Let’s start with asking “What’s a vibe?” — and with a disclaimer that this is how I see it, but everyone else in the entire world might disagree.
We often recommend or talk about books according to their set genre, but sometimes a story has a certain emotional arc or descriptive sensibility which creates a definite atmosphere. You know the moment, when you’re really in a story and you realise you can just about feel the texture of woollen scarves as characters walk down a snow-encrusted country lane — and you can even feel the bite of the chill in the air?
For me at least, that’s a winter-time vibe and I just love it. So here are some book recommendations based solely on the vibe of the book, where genre takes a back seat.
Rainy Liminal Vibes
One Hundred Years of Solitude by Gabriel GarcÍa Marquez
The multi-generational tale of the Buendía family in Macondo, One Hundred Years of Solitude is an international classic, featuring a lengthy period of rain which is fundamental to the story. But it’s also much more than that, an interrogation of reality and magic, a consideration on how fluid time can be — and a commentary on permanence.
Dreamy Ethereal Vibes
The Night Circus by Erin Morgenstern
Le Cirque des Rêves awaits. Appearing without warning and leaving without notice, the enigmas of the circus are many. Two powerful magicians groom their proteges Celia and Marco for a dark competition. The whole story moves along with the same dreamy quality and the reader floats through the colourful surrealism.
Opulent Elegance Vibes
A Gentleman in Moscow by Amor Towles
Count Alexander Rostov is deemed an unapologetic aristocrat by a Bolshevik tribunal in 1922, and sentences to house arrest in the Metropol, a luxury hotel near the Kremlin. Intelligent and inimitable, Rostov takes up residence in an attic room and watches as history happens to the world outside. Inside the hotel, the reader feels the finely apportioned rooms and restaurant splendour falling to the background as Rostov expands his life into one of perfect purpose.
Haunted House Vibes
White is for Witching by Helen Oyeymi
Eerie from start to finish, the book features a haunted house, but the vibe comes from the fact that the house is one of the characters and even narrates part of the story. Because the reader gets to hear from the house, we comprehend it more, leading to a deeply felt mood. I’ve read tons of books featuring haunted houses, but nothing quite like this.

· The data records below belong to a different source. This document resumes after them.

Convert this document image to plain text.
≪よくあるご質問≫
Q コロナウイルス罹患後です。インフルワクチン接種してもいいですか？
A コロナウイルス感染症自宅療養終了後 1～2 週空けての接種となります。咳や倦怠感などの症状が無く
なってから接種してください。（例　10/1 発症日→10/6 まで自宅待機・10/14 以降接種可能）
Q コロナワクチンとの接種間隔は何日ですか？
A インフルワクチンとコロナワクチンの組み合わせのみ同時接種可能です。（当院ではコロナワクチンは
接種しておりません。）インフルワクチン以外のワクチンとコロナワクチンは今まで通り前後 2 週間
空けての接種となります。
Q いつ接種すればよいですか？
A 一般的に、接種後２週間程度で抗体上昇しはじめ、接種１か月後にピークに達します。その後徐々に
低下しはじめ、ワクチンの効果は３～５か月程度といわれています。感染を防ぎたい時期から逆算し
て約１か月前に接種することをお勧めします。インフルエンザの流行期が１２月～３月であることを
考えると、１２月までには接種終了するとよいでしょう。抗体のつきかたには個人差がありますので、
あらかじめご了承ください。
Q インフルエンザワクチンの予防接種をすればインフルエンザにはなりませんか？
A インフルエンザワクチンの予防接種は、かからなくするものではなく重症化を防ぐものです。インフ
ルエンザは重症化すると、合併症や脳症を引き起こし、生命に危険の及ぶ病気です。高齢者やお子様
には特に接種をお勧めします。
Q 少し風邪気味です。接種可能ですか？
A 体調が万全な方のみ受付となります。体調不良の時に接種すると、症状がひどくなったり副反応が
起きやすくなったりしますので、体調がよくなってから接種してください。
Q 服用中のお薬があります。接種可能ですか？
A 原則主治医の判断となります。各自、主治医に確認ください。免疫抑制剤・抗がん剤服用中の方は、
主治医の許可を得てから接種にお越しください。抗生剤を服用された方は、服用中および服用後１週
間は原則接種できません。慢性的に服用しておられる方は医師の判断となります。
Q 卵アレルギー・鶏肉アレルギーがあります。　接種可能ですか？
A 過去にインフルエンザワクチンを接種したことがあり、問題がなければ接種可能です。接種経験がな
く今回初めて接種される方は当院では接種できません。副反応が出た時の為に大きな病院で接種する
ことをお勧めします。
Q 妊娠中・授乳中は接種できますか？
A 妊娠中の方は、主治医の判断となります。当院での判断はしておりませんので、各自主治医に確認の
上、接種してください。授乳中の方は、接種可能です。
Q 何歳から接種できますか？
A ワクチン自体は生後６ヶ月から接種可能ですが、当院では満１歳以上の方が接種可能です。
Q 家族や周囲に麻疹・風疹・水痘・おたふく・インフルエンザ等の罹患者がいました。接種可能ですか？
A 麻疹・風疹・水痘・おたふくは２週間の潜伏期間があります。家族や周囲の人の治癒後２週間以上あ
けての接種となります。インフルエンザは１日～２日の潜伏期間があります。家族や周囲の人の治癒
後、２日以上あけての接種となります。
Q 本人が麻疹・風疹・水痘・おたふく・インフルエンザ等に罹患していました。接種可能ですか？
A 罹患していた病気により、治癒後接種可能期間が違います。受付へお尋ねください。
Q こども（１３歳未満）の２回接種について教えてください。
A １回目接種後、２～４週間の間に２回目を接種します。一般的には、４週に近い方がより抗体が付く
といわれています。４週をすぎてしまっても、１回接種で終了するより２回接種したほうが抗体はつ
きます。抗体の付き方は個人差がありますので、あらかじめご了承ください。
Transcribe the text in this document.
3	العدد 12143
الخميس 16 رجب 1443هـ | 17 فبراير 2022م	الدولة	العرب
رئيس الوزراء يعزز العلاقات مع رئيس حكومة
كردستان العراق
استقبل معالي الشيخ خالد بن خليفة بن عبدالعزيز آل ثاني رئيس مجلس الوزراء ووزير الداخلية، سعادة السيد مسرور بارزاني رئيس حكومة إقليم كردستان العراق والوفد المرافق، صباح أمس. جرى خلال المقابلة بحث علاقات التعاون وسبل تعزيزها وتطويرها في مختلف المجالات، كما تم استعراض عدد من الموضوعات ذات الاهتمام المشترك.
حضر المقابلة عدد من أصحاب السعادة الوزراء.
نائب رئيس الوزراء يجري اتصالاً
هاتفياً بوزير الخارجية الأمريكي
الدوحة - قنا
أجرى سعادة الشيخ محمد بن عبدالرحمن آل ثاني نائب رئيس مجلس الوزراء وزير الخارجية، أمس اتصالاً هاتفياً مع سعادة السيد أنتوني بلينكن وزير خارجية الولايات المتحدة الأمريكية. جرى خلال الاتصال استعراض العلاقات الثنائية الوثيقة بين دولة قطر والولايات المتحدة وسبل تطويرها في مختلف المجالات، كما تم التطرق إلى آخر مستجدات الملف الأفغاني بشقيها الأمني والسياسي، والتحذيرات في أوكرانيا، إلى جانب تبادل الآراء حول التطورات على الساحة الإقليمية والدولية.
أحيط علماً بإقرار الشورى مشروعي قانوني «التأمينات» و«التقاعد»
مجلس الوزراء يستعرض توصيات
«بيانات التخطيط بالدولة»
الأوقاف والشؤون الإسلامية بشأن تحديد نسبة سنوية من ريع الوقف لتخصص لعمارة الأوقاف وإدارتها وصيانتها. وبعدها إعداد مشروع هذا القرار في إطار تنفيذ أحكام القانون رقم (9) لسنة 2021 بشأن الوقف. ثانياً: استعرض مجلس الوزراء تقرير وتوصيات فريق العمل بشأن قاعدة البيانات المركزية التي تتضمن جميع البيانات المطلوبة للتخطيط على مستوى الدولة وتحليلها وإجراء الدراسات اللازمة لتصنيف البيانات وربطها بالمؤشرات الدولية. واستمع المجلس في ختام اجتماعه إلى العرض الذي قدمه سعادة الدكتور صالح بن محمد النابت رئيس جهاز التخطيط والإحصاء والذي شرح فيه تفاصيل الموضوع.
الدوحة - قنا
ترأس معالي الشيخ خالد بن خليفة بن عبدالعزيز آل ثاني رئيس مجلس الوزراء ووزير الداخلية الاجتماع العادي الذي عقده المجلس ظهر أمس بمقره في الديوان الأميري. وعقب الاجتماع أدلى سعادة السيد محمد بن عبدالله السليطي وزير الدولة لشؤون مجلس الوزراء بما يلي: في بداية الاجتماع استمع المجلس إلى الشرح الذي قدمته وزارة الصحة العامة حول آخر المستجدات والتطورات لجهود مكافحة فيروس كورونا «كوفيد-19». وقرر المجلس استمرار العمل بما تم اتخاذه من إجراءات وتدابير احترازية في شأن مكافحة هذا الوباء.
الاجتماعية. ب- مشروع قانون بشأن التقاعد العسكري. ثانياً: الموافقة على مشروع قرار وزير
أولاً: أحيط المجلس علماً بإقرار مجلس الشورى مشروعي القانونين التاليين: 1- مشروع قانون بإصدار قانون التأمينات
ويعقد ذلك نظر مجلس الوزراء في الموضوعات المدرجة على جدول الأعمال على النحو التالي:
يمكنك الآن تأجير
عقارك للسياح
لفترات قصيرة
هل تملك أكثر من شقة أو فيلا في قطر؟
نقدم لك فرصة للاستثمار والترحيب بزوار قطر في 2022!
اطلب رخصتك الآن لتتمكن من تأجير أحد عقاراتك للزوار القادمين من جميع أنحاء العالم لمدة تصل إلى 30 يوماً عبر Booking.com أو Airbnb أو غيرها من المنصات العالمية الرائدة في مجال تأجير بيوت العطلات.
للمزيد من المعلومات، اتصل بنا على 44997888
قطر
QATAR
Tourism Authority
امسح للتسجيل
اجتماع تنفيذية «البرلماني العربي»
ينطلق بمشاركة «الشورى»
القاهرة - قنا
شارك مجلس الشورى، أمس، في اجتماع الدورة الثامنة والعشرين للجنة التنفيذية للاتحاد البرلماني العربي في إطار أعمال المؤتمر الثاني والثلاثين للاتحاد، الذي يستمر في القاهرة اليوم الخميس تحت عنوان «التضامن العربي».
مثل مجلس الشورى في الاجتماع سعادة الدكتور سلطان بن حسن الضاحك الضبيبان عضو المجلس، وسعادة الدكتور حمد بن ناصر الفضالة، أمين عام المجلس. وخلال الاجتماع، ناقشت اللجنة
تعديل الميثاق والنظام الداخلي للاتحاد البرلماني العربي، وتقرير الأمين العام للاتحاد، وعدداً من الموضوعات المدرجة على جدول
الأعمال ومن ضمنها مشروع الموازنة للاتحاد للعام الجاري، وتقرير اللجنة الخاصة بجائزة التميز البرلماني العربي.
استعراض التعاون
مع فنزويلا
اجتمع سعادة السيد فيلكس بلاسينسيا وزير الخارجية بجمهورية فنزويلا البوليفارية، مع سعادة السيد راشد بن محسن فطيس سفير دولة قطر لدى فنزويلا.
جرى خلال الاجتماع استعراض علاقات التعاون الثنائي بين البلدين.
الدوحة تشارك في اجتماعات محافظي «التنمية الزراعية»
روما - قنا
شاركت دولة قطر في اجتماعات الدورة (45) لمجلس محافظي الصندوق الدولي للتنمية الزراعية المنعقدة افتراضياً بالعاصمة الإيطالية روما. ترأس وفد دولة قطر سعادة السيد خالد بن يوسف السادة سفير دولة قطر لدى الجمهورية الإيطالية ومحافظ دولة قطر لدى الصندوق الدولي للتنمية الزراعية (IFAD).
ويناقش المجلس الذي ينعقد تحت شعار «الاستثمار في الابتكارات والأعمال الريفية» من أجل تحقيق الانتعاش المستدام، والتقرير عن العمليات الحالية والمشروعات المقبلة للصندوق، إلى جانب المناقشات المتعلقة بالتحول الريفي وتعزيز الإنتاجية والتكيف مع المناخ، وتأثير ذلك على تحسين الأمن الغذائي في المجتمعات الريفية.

The Vegetarian by Han Kang
Yeong-hye is a South Korean woman, married to Mr Cheong. She is ordinary, until she starts to have dreams about butchered animals and decides to give up eating meat, to the chagrin of her family. A disturbing, suffocating metamorphosis follows, and as Yeong-hye’s mental state disintegrates, the reader feels a growing horror.
Creepy Unnatural Vibes
Annihilation by Jeff VanderMeer
I read Annihilation in one night. It’s the first in a trilogy; I read the second on night two, and the third on night three, and then I couldn’t right myself until the following Monday. Deeply evocative and disturbing, Annihilation follows a team of four unnamed women into Area X, a coastal region abandoned for some three decades. In the night, an unknown animal moans. They find a staircase and begin the ascent down, finding words written in plant matter on the walls. What follows is a wide ride through profound uncertainty and weirdness.